# Orbea Lobular



## george kraushaar (Jan 15, 2007)

I recently picked up a very nice Orbea Lobular. It's got 9 speed Dura Ace except for the calipers which are Centaur. What do you all know about this bike and what do you think?
It's fairly light and seems quite fast.


----------



## santosjep (Jul 15, 2004)

*ahhh... brings me back*



george kraushaar said:


> I recently picked up a very nice Orbea Lobular. It's got 9 speed Dura Ace except for the calipers which are Centaur. What do you all know about this bike and what do you think?
> It's fairly light and seems quite fast.


You have one of the finest alu frames made.. IMHO. It is pretty light and a few years back, it's known for its stiffness. In the Orbea lineup, it was only second to the Orbea Starship. They use the same material. What sets apart the two are the tube shapes/sizes. 

I would keep the DA 9  and probably post some pics.. what do you say?

Joe


----------



## george kraushaar (Jan 15, 2007)

I rode the bike on our group ride today. The riders were really hammerin' and the bike allowed me to keep right up. The only problem is that I live in the mountains and I was the only rider without a compact crankset. I took the bike over to my LBS and the owner gave me a deal on an Interloc Mosaic carbon crankset.
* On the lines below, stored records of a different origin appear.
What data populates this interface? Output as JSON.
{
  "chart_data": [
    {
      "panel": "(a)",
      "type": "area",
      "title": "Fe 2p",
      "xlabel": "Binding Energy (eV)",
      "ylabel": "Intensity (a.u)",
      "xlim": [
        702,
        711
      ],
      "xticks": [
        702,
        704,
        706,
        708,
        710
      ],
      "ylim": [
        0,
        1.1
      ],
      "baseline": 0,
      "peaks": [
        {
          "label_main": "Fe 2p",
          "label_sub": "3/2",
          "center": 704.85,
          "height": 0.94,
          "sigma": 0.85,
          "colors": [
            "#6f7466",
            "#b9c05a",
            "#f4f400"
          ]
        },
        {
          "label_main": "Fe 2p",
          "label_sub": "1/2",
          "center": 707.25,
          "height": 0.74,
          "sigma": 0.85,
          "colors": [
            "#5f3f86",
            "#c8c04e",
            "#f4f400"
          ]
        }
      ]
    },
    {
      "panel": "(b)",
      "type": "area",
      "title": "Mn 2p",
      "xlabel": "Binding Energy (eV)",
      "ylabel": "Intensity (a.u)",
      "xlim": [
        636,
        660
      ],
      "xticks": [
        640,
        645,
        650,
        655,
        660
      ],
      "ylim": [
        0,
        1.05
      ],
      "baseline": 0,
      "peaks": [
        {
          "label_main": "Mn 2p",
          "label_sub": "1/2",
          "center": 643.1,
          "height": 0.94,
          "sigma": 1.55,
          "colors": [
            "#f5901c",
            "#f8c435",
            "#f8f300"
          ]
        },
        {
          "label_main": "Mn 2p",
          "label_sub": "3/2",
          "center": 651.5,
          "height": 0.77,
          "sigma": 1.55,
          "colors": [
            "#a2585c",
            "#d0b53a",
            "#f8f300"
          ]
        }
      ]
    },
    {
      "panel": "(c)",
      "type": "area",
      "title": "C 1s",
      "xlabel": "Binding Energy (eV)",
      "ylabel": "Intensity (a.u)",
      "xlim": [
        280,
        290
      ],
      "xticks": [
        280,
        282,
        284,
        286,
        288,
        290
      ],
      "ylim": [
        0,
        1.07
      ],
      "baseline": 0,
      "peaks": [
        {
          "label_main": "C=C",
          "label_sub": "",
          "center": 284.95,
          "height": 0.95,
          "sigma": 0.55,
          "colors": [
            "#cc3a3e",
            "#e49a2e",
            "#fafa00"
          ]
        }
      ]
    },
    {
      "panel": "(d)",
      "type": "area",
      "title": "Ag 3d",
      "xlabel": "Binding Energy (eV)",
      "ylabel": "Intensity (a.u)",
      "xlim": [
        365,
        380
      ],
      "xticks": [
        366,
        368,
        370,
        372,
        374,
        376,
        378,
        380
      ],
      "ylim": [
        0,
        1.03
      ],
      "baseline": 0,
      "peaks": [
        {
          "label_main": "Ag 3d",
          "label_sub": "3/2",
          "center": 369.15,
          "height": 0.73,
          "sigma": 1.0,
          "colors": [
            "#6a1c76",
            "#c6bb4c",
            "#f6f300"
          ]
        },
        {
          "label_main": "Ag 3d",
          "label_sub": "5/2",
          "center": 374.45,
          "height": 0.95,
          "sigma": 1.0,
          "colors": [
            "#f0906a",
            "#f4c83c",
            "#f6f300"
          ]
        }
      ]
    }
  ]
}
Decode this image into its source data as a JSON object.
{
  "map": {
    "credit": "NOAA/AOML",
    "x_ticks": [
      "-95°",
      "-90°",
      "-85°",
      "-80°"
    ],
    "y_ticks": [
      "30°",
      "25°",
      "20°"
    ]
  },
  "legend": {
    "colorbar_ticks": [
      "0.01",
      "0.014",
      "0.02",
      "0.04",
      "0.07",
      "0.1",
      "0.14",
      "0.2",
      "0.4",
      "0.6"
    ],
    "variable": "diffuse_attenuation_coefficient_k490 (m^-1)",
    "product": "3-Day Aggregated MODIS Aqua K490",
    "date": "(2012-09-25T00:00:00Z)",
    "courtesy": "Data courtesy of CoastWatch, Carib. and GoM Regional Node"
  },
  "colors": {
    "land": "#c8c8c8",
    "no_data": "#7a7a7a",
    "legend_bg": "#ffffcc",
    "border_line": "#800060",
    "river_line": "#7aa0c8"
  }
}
This should allow me to go up any hill that presents itself around here.


----------



## george kraushaar (Jan 15, 2007)

I've had a chance to ride a number of longer rides on the Lobular this week. It's really a very sweet all around bike with excellent handling and a very decent ride for aluminum. It's much more comfortable than the Cannondales I've owned. What it really does well is climb. It's very comfortable in that regard and I seem to be able to stay out of the saddle up long hills much longer than I could on my other bikes. Maybe it just fits me well.

There must not be many of these out there as I've had very few responses about this bike.


----------



## klr99 (Sep 4, 2004)

I have an Orbea Lobular that I bought used. My frame was used by Team Jelly Belly.

It's a very stiff and light frame. In it's time it was a much sought after frame. Climbs and sprints very well. It is now my second bike that I'll use for crits and 2 hour rides or less.

The longer rides will be on a Look 585.


----------



## george kraushaar (Jan 15, 2007)

Any ideas where the Lobular was made?


----------



## rhauft (Aug 8, 2006)

george kraushaar said:


> Any ideas where the Lobular was made?


Alloy Orbeas were/are made in Malabia Spain in the Basque Country.
Been to the factory twice, very impressive.
Just don't tell them their Spanish


----------



## lckyby (Aug 27, 2011)

Hey, sorry to drag up such an old thread, but does anyone know what year the Lobular was put into production?

Thanks.


----------